Using a Supercomputer to Hunt Malware
Wednesday, 20 November 2019 1:30pm - 2pm
The internet is a vast, continuously growing resource where, given its dynamic nature, an arbitrarily large amount of new content is introduced every day. Over the past decade, cybercriminals have learned how to leverage the Internet for malicious intent. Modern cybersecurity solutions need to quickly and accurately determine the security risk of visiting a website by classifying the complex information found within long sequences of data.

Effective machine learning solutions handle this problem by learning patterns from arbitrarily long input sequences in a way that captures signals correlated to malicious activity. These sequence modeling approaches are computationally expensive, requiring either large amounts of memory to individually keep track of a huge number of relevant subsequence fragments, or expansive computing power to iteratively evaluate and update networks that model the sequence as a whole.

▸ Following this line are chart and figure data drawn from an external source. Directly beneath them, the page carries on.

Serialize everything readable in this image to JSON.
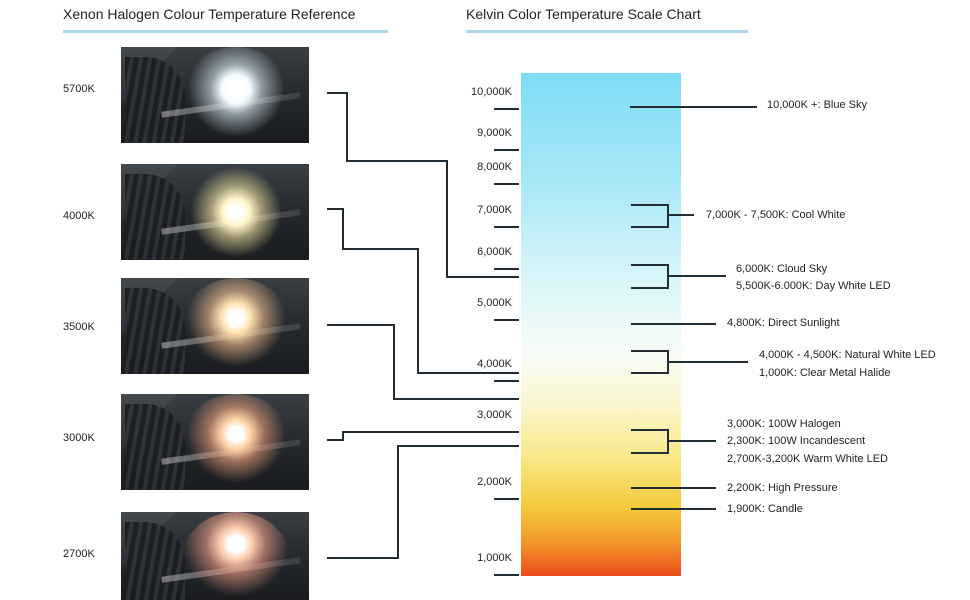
{
  "left_title": "Xenon Halogen Colour Temperature Reference",
  "right_title": "Kelvin Color Temperature Scale Chart",
  "colors": {
    "accent_underline": "#a9d8e8",
    "line": "#222d33",
    "scale_top": "#7ddcf6",
    "scale_bottom": "#ed4c1e"
  },
  "samples": [
    {
      "label": "5700K",
      "glow": "#f2fbff"
    },
    {
      "label": "4000K",
      "glow": "#fff6c8"
    },
    {
      "label": "3500K",
      "glow": "#ffe2b0"
    },
    {
      "label": "3000K",
      "glow": "#ffd4a6"
    },
    {
      "label": "2700K",
      "glow": "#ffcdb0"
    }
  ],
  "scale_ticks": [
    {
      "label": "10,000K"
    },
    {
      "label": "9,000K"
    },
    {
      "label": "8,000K"
    },
    {
      "label": "7,000K"
    },
    {
      "label": "6,000K"
    },
    {
      "label": "5,000K"
    },
    {
      "label": "4,000K"
    },
    {
      "label": "3,000K"
    },
    {
      "label": "2,000K"
    },
    {
      "label": "1,000K"
    }
  ],
  "annotations": {
    "blue_sky": "10,000K +: Blue Sky",
    "cool_white": "7,000K - 7,500K: Cool White",
    "cloud_sky": "6,000K: Cloud Sky",
    "day_white_led": "5,500K-6.000K: Day White LED",
    "direct_sunlight": "4,800K: Direct Sunlight",
    "natural_white_led": "4,000K - 4,500K: Natural White LED",
    "clear_metal_halide": "1,000K: Clear Metal Halide",
    "halogen_100w": "3,000K: 100W Halogen",
    "incandescent_100w": "2,300K: 100W Incandescent",
    "warm_white_led": "2,700K-3,200K Warm White LED",
    "high_pressure": "2,200K: High Pressure",
    "candle": "1,900K: Candle"
  }
}
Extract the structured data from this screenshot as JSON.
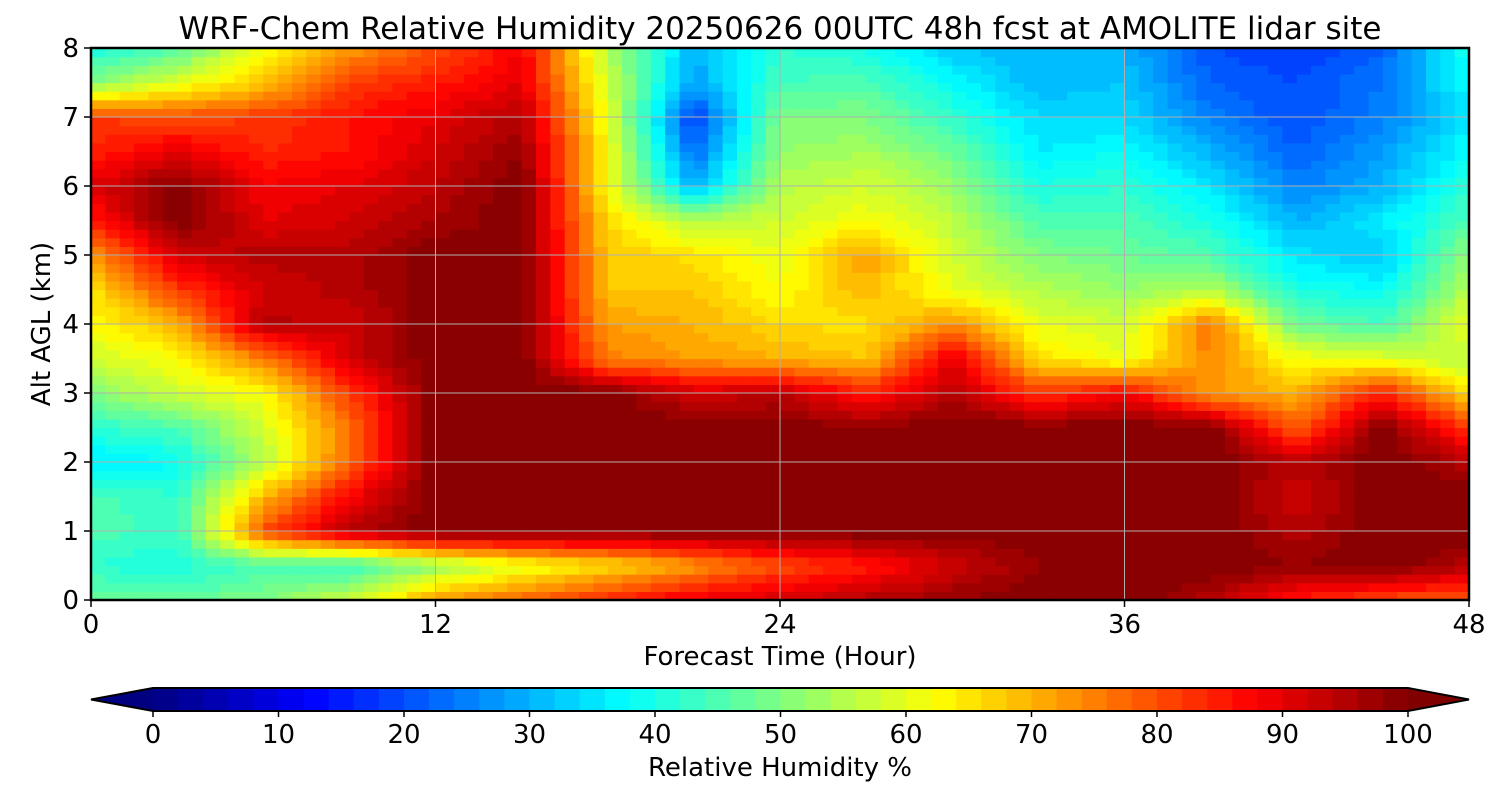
{
  "chart_data": {
    "type": "heatmap",
    "title": "WRF-Chem Relative Humidity 20250626 00UTC 48h fcst at AMOLITE lidar site",
    "xlabel": "Forecast Time (Hour)",
    "ylabel": "Alt AGL (km)",
    "xlim": [
      0,
      48
    ],
    "ylim": [
      0,
      8
    ],
    "x_ticks": [
      "0",
      "12",
      "24",
      "36",
      "48"
    ],
    "y_ticks": [
      "0",
      "1",
      "2",
      "3",
      "4",
      "5",
      "6",
      "7",
      "8"
    ],
    "grid": true,
    "x": [
      0,
      3,
      6,
      9,
      12,
      15,
      18,
      21,
      24,
      27,
      30,
      33,
      36,
      39,
      42,
      45,
      48
    ],
    "y": [
      0,
      0.5,
      1,
      1.5,
      2,
      2.5,
      3,
      3.5,
      4,
      4.5,
      5,
      5.5,
      6,
      6.5,
      7,
      7.5,
      8
    ],
    "values": [
      [
        48,
        47,
        50,
        58,
        72,
        78,
        85,
        90,
        92,
        95,
        98,
        100,
        100,
        95,
        85,
        80,
        78
      ],
      [
        42,
        40,
        45,
        42,
        52,
        60,
        65,
        72,
        80,
        85,
        92,
        98,
        100,
        100,
        98,
        100,
        95
      ],
      [
        45,
        43,
        80,
        95,
        100,
        100,
        100,
        100,
        100,
        100,
        100,
        100,
        100,
        100,
        95,
        100,
        100
      ],
      [
        45,
        42,
        70,
        88,
        100,
        100,
        100,
        100,
        100,
        100,
        100,
        100,
        100,
        100,
        92,
        100,
        100
      ],
      [
        35,
        38,
        55,
        78,
        100,
        100,
        100,
        100,
        100,
        100,
        100,
        100,
        100,
        100,
        95,
        100,
        95
      ],
      [
        42,
        45,
        58,
        76,
        100,
        100,
        100,
        100,
        100,
        98,
        100,
        100,
        100,
        100,
        78,
        100,
        82
      ],
      [
        50,
        58,
        62,
        82,
        100,
        100,
        100,
        92,
        94,
        85,
        95,
        82,
        88,
        72,
        70,
        85,
        65
      ],
      [
        58,
        62,
        75,
        92,
        100,
        100,
        75,
        72,
        70,
        68,
        90,
        66,
        60,
        75,
        62,
        60,
        55
      ],
      [
        62,
        70,
        95,
        92,
        100,
        100,
        72,
        70,
        66,
        65,
        74,
        60,
        58,
        76,
        48,
        44,
        62
      ],
      [
        65,
        82,
        92,
        95,
        100,
        100,
        68,
        68,
        62,
        70,
        60,
        55,
        52,
        55,
        40,
        38,
        55
      ],
      [
        72,
        92,
        95,
        95,
        100,
        100,
        68,
        65,
        60,
        72,
        58,
        50,
        48,
        45,
        35,
        32,
        52
      ],
      [
        85,
        100,
        90,
        92,
        96,
        100,
        66,
        55,
        58,
        62,
        56,
        45,
        45,
        40,
        30,
        36,
        45
      ],
      [
        90,
        100,
        88,
        90,
        94,
        100,
        62,
        30,
        55,
        58,
        52,
        40,
        42,
        35,
        25,
        30,
        42
      ],
      [
        84,
        90,
        84,
        86,
        92,
        98,
        62,
        22,
        52,
        54,
        48,
        36,
        38,
        30,
        22,
        28,
        38
      ],
      [
        82,
        80,
        82,
        86,
        90,
        95,
        60,
        18,
        50,
        50,
        42,
        34,
        34,
        25,
        20,
        25,
        35
      ],
      [
        50,
        60,
        68,
        82,
        85,
        90,
        58,
        28,
        44,
        45,
        38,
        30,
        32,
        22,
        20,
        24,
        38
      ],
      [
        40,
        45,
        62,
        72,
        80,
        88,
        55,
        30,
        42,
        40,
        32,
        30,
        30,
        20,
        18,
        22,
        40
      ]
    ],
    "colorbar": {
      "label": "Relative Humidity %",
      "range": [
        0,
        100
      ],
      "ticks": [
        "0",
        "10",
        "20",
        "30",
        "40",
        "50",
        "60",
        "70",
        "80",
        "90",
        "100"
      ],
      "extend": "both",
      "colormap": "jet"
    }
  }
}
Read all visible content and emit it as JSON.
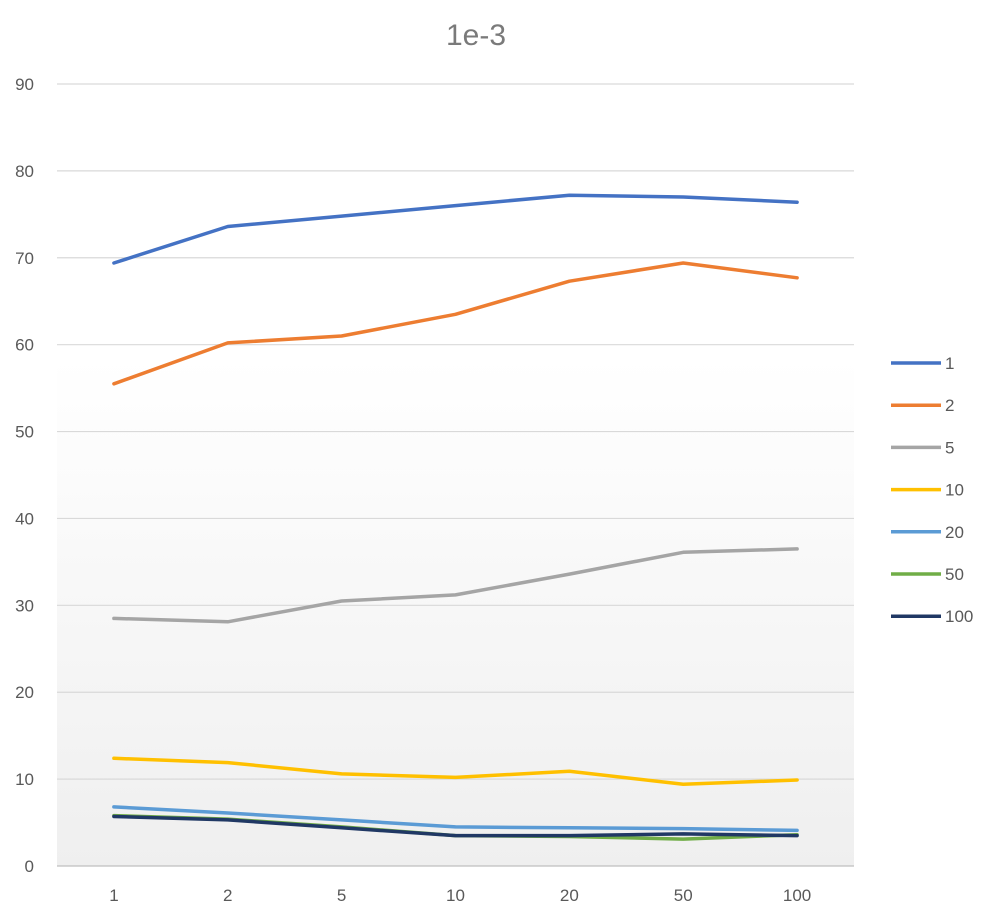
{
  "chart_data": {
    "type": "line",
    "title": "1e-3",
    "xlabel": "",
    "ylabel": "",
    "categories": [
      "1",
      "2",
      "5",
      "10",
      "20",
      "50",
      "100"
    ],
    "ylim": [
      0,
      90
    ],
    "yticks": [
      0,
      10,
      20,
      30,
      40,
      50,
      60,
      70,
      80,
      90
    ],
    "grid": true,
    "legend_position": "right",
    "series": [
      {
        "name": "1",
        "color": "#4472c4",
        "values": [
          69.4,
          73.6,
          74.8,
          76.0,
          77.2,
          77.0,
          76.4
        ]
      },
      {
        "name": "2",
        "color": "#ed7d31",
        "values": [
          55.5,
          60.2,
          61.0,
          63.5,
          67.3,
          69.4,
          67.7
        ]
      },
      {
        "name": "5",
        "color": "#a5a5a5",
        "values": [
          28.5,
          28.1,
          30.5,
          31.2,
          33.6,
          36.1,
          36.5
        ]
      },
      {
        "name": "10",
        "color": "#ffc000",
        "values": [
          12.4,
          11.9,
          10.6,
          10.2,
          10.9,
          9.4,
          9.9
        ]
      },
      {
        "name": "20",
        "color": "#5b9bd5",
        "values": [
          6.8,
          6.1,
          5.3,
          4.5,
          4.4,
          4.3,
          4.1
        ]
      },
      {
        "name": "50",
        "color": "#70ad47",
        "values": [
          5.8,
          5.4,
          4.5,
          3.5,
          3.4,
          3.1,
          3.6
        ]
      },
      {
        "name": "100",
        "color": "#203864",
        "values": [
          5.7,
          5.3,
          4.4,
          3.5,
          3.5,
          3.7,
          3.5
        ]
      }
    ]
  }
}
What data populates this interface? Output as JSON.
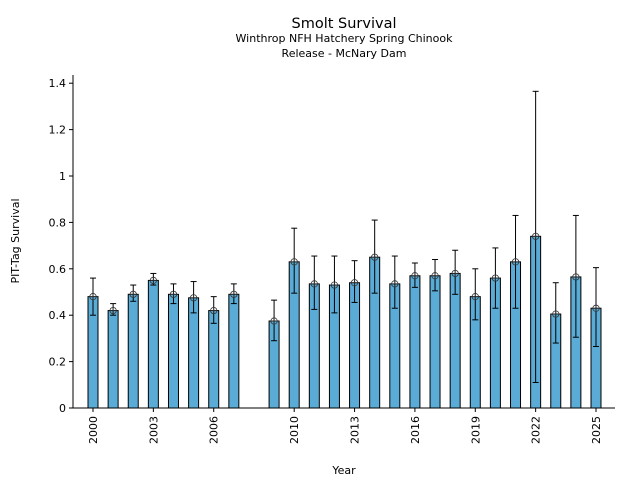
{
  "chart_data": {
    "type": "bar",
    "title": "Smolt Survival",
    "subtitle_lines": [
      "Winthrop NFH Hatchery Spring Chinook",
      "Release - McNary Dam"
    ],
    "xlabel": "Year",
    "ylabel": "PIT-Tag Survival",
    "ylim": [
      0,
      1.43
    ],
    "xlim": [
      1999.4,
      2025.9
    ],
    "yticks": [
      0,
      0.2,
      0.4,
      0.6,
      0.8,
      1,
      1.2,
      1.4
    ],
    "ytick_labels": [
      "0",
      "0.2",
      "0.4",
      "0.6",
      "0.8",
      "1",
      "1.2",
      "1.4"
    ],
    "xticks": [
      2000,
      2003,
      2006,
      2010,
      2013,
      2016,
      2019,
      2022,
      2025
    ],
    "xtick_labels": [
      "2000",
      "2003",
      "2006",
      "2010",
      "2013",
      "2016",
      "2019",
      "2022",
      "2025"
    ],
    "bar_color": "#5aabd6",
    "grid": false,
    "points": [
      {
        "year": 2000,
        "value": 0.48,
        "lo": 0.4,
        "hi": 0.56
      },
      {
        "year": 2001,
        "value": 0.42,
        "lo": 0.4,
        "hi": 0.45
      },
      {
        "year": 2002,
        "value": 0.49,
        "lo": 0.46,
        "hi": 0.53
      },
      {
        "year": 2003,
        "value": 0.55,
        "lo": 0.53,
        "hi": 0.58
      },
      {
        "year": 2004,
        "value": 0.49,
        "lo": 0.45,
        "hi": 0.535
      },
      {
        "year": 2005,
        "value": 0.475,
        "lo": 0.41,
        "hi": 0.545
      },
      {
        "year": 2006,
        "value": 0.42,
        "lo": 0.365,
        "hi": 0.48
      },
      {
        "year": 2007,
        "value": 0.49,
        "lo": 0.45,
        "hi": 0.535
      },
      {
        "year": 2009,
        "value": 0.375,
        "lo": 0.29,
        "hi": 0.465
      },
      {
        "year": 2010,
        "value": 0.63,
        "lo": 0.495,
        "hi": 0.775
      },
      {
        "year": 2011,
        "value": 0.535,
        "lo": 0.425,
        "hi": 0.655
      },
      {
        "year": 2012,
        "value": 0.53,
        "lo": 0.41,
        "hi": 0.655
      },
      {
        "year": 2013,
        "value": 0.54,
        "lo": 0.455,
        "hi": 0.635
      },
      {
        "year": 2014,
        "value": 0.65,
        "lo": 0.495,
        "hi": 0.81
      },
      {
        "year": 2015,
        "value": 0.535,
        "lo": 0.43,
        "hi": 0.655
      },
      {
        "year": 2016,
        "value": 0.57,
        "lo": 0.52,
        "hi": 0.625
      },
      {
        "year": 2017,
        "value": 0.57,
        "lo": 0.505,
        "hi": 0.64
      },
      {
        "year": 2018,
        "value": 0.58,
        "lo": 0.49,
        "hi": 0.68
      },
      {
        "year": 2019,
        "value": 0.48,
        "lo": 0.38,
        "hi": 0.6
      },
      {
        "year": 2020,
        "value": 0.56,
        "lo": 0.43,
        "hi": 0.69
      },
      {
        "year": 2021,
        "value": 0.63,
        "lo": 0.43,
        "hi": 0.83
      },
      {
        "year": 2022,
        "value": 0.74,
        "lo": 0.11,
        "hi": 1.365
      },
      {
        "year": 2023,
        "value": 0.405,
        "lo": 0.28,
        "hi": 0.54
      },
      {
        "year": 2024,
        "value": 0.565,
        "lo": 0.305,
        "hi": 0.83
      },
      {
        "year": 2025,
        "value": 0.43,
        "lo": 0.265,
        "hi": 0.605
      }
    ]
  }
}
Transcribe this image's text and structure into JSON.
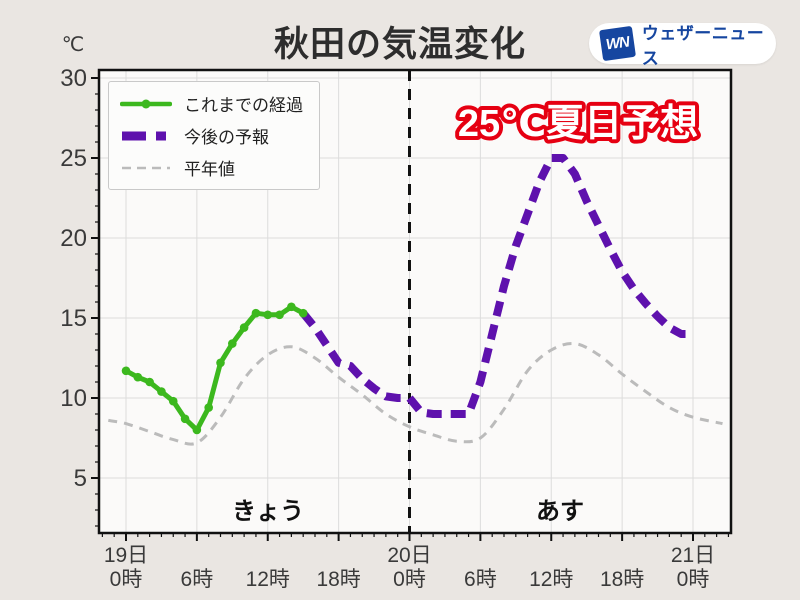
{
  "page": {
    "title": "秋田の気温変化",
    "unit_label": "℃"
  },
  "logo": {
    "mark": "WN",
    "text": "ウェザーニュース"
  },
  "annotations": {
    "forecast_highlight": "25℃夏日予想",
    "today_label": "きょう",
    "tomorrow_label": "あす"
  },
  "legend": {
    "items": [
      {
        "label": "これまでの経過"
      },
      {
        "label": "今後の予報"
      },
      {
        "label": "平年値"
      }
    ]
  },
  "theme": {
    "page_background": "#EAE6E2",
    "plot_background": "#FBFAF9",
    "grid_color": "#DCDCDC",
    "axis_color": "#111111",
    "label_color": "#3a3a3a",
    "highlight_red": "#E60012",
    "logo_blue": "#1646A0"
  },
  "chart_data": {
    "type": "line",
    "title": "秋田の気温変化",
    "ylabel": "℃",
    "ylim": [
      1.5,
      30.5
    ],
    "y_ticks": [
      30,
      25,
      20,
      15,
      10,
      5
    ],
    "x_ticks": [
      {
        "hour": 0,
        "day": "19日",
        "time": "0時"
      },
      {
        "hour": 6,
        "day": "",
        "time": "6時"
      },
      {
        "hour": 12,
        "day": "",
        "time": "12時"
      },
      {
        "hour": 18,
        "day": "",
        "time": "18時"
      },
      {
        "hour": 24,
        "day": "20日",
        "time": "0時"
      },
      {
        "hour": 30,
        "day": "",
        "time": "6時"
      },
      {
        "hour": 36,
        "day": "",
        "time": "12時"
      },
      {
        "hour": 42,
        "day": "",
        "time": "18時"
      },
      {
        "hour": 48,
        "day": "21日",
        "time": "0時"
      }
    ],
    "day_divider_hour": 24,
    "grid": true,
    "legend_position": "upper-left",
    "series": [
      {
        "name": "これまでの経過",
        "kind": "observed",
        "color": "#3CB81E",
        "line": "solid",
        "marker": "circle",
        "hours": [
          0,
          1,
          2,
          3,
          4,
          5,
          6,
          7,
          8,
          9,
          10,
          11,
          12,
          13,
          14,
          15
        ],
        "values": [
          11.7,
          11.3,
          11.0,
          10.4,
          9.8,
          8.7,
          8.0,
          9.4,
          12.2,
          13.4,
          14.4,
          15.3,
          15.2,
          15.2,
          15.7,
          15.3
        ]
      },
      {
        "name": "今後の予報",
        "kind": "forecast",
        "color": "#5E11AD",
        "line": "dashed-thick",
        "marker": "none",
        "hours": [
          15,
          16,
          17,
          18,
          19,
          20,
          21,
          22,
          23,
          24,
          25,
          26,
          27,
          28,
          29,
          30,
          31,
          32,
          33,
          34,
          35,
          36,
          37,
          38,
          39,
          40,
          41,
          42,
          43,
          44,
          45,
          46,
          47,
          48
        ],
        "values": [
          15.3,
          14.4,
          13.3,
          12.2,
          12.0,
          11.2,
          10.6,
          10.1,
          10.0,
          10.0,
          9.1,
          9.0,
          9.0,
          9.0,
          9.0,
          11.0,
          14.0,
          17.0,
          19.5,
          21.5,
          23.5,
          25.0,
          25.0,
          24.0,
          22.3,
          20.8,
          19.3,
          17.9,
          16.8,
          15.9,
          15.1,
          14.4,
          14.0,
          14.0
        ]
      },
      {
        "name": "平年値",
        "kind": "normal",
        "color": "#BBBBBB",
        "line": "dashed-thin",
        "marker": "none",
        "hours": [
          -1.5,
          0,
          2,
          4,
          6,
          8,
          10,
          12,
          14,
          16,
          18,
          20,
          22,
          24,
          26,
          28,
          30,
          32,
          34,
          36,
          38,
          40,
          42,
          44,
          46,
          48,
          50.5
        ],
        "values": [
          8.6,
          8.4,
          7.9,
          7.4,
          7.2,
          8.8,
          11.2,
          12.7,
          13.2,
          12.5,
          11.3,
          10.2,
          9.0,
          8.2,
          7.7,
          7.3,
          7.5,
          9.3,
          11.7,
          13.0,
          13.4,
          12.7,
          11.5,
          10.4,
          9.4,
          8.8,
          8.4
        ]
      }
    ]
  }
}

We’ve successfully used the resources at the San Diego Supercomputer Center (SDSC) to address these difficult computational challenges, making significant advances for cybersecurity solutions. We will walk conference attendees through our process and share real-life examples. For instance, the unique resources at SDSC made possible the training of our Real-Time Anti-Phishing model, which requires rapid random access across nearly a terabyte of data. The high-memory computing resources allow us to accelerate the random access bottleneck to speed up the training process several orders of magnitude, from days to minutes.